I arranged a dad photo shoot after school. It took a bit of courage to ask for it but the impact was palpable. Each child was beaming. So were the dads.
It took courage because, like many men, I feared other dads would look at me as a priss if I suggested we, you know, publicly share our love and respect for one another. Even in my progressive community, we men are fairly stoic. Mothers stand in the school parking lot for twenty minutes, gabbing and arranging plans, but men are usually in and out like foxes. I even feared that my request would come across as a boast.
Every single dad showed up. I expected a handful but I was shocked (and pleased) to see everyone. This was 2PM in the middle of a workday but we had lawyers, farmers, firefighters, pilots, park rangers and more. These are strong and caring fathers, many are good friends, but I'm not sure we had ever gotten together as a whole group. I'm glad we did.
It only took twenty minutes (and zero dollars), but the impact was significant. The grinning faces of the men was enough, the proud chests and strong arms. But what surprised me most was the impact it had on the kids. I’m also one of their teachers. Throughout the entire day, the children had come up here and there with a particular look of confidence. “My dad fights fires,” one girl repeatedly told me. “You’re strong, Joe,” said another, “but my dad could probably carry all our backpacks by himself.” That kind of pride is worth a million dollars.
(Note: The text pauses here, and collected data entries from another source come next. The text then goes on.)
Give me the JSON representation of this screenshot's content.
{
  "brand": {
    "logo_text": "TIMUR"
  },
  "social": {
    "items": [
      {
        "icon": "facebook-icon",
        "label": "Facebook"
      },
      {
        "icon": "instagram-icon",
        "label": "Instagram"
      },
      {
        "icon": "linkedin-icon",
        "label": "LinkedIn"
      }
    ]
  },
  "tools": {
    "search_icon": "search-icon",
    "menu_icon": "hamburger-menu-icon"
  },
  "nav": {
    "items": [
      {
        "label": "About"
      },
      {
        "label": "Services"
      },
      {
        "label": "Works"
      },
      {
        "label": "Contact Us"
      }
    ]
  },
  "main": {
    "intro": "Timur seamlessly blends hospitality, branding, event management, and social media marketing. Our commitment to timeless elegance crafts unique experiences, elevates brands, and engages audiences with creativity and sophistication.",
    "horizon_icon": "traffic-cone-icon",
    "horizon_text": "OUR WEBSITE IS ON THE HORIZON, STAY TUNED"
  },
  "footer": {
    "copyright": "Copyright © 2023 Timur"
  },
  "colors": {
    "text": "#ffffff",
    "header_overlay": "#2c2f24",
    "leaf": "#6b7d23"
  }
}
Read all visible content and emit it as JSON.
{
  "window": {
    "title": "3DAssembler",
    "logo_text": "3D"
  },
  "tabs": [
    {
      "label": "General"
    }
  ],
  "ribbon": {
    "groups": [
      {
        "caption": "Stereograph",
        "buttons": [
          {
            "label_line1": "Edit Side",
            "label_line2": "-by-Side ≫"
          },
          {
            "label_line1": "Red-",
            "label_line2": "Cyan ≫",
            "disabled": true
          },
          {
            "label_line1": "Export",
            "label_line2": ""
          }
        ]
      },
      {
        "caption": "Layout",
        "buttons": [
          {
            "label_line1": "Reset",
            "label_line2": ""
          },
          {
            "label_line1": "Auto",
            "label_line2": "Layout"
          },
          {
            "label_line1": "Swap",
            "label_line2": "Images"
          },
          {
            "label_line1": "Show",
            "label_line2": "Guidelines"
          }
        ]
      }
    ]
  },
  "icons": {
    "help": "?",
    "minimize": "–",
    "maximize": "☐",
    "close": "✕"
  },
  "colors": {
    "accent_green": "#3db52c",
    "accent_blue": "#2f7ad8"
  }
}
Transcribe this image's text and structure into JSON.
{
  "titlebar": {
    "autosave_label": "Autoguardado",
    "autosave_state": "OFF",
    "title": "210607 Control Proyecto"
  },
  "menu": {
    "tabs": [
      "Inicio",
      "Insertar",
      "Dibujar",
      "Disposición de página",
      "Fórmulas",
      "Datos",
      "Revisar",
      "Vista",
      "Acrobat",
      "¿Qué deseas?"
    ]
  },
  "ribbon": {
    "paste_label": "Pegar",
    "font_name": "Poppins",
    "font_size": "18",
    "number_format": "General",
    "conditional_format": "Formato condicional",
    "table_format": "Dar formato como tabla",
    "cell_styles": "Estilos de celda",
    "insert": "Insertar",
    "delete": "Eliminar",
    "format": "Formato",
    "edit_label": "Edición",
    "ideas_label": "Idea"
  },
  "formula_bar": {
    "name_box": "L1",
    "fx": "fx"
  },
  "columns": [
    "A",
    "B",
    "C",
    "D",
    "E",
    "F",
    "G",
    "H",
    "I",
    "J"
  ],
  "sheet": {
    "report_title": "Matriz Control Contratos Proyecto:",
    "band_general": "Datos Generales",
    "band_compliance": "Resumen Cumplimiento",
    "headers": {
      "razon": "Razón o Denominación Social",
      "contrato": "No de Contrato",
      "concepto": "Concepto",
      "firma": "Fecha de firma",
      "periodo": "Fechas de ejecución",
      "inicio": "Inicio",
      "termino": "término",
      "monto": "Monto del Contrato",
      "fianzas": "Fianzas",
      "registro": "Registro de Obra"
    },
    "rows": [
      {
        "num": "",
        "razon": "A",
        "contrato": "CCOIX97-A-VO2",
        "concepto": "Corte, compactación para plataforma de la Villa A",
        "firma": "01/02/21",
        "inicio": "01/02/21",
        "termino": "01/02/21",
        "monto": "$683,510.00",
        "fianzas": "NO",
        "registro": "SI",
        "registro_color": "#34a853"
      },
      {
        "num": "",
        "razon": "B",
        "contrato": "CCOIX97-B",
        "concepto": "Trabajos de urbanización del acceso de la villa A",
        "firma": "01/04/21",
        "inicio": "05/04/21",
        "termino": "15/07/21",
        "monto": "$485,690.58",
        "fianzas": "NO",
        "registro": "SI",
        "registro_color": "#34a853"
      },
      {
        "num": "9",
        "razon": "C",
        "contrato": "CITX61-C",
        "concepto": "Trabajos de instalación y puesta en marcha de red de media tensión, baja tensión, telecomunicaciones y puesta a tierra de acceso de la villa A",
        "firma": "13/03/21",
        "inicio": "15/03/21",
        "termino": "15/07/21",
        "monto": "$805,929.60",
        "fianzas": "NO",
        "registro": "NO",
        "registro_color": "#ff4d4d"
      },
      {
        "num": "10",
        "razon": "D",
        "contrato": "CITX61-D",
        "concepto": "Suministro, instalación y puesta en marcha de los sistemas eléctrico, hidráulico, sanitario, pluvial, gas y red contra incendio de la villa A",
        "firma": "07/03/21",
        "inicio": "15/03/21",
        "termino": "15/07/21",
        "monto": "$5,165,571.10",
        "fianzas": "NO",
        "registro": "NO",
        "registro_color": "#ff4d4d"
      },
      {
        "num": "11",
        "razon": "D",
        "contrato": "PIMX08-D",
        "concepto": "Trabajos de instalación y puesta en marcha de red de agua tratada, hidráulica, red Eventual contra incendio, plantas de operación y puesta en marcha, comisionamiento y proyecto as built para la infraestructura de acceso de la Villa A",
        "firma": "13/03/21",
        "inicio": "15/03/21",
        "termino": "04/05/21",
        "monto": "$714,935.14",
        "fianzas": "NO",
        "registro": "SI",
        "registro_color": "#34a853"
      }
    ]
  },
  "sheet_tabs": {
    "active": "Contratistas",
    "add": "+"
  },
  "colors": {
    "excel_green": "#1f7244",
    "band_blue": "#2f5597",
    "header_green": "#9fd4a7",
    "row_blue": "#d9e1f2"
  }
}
One more thing happened. Photos and words were shared with family and friends, here and there on Facebook and that kind of thing. Nobody made a huge deal of it – it wasn’t newsworthy – but in our own small way we made an impact as a group of men bonding over fatherhood. In other words, we were visible. Imagine if groups of men and fathers across the country did that. We're not just workers and providers. We're sensitive, strong and caring creatures. We love our children, and the rest of the world too. Don’t forget.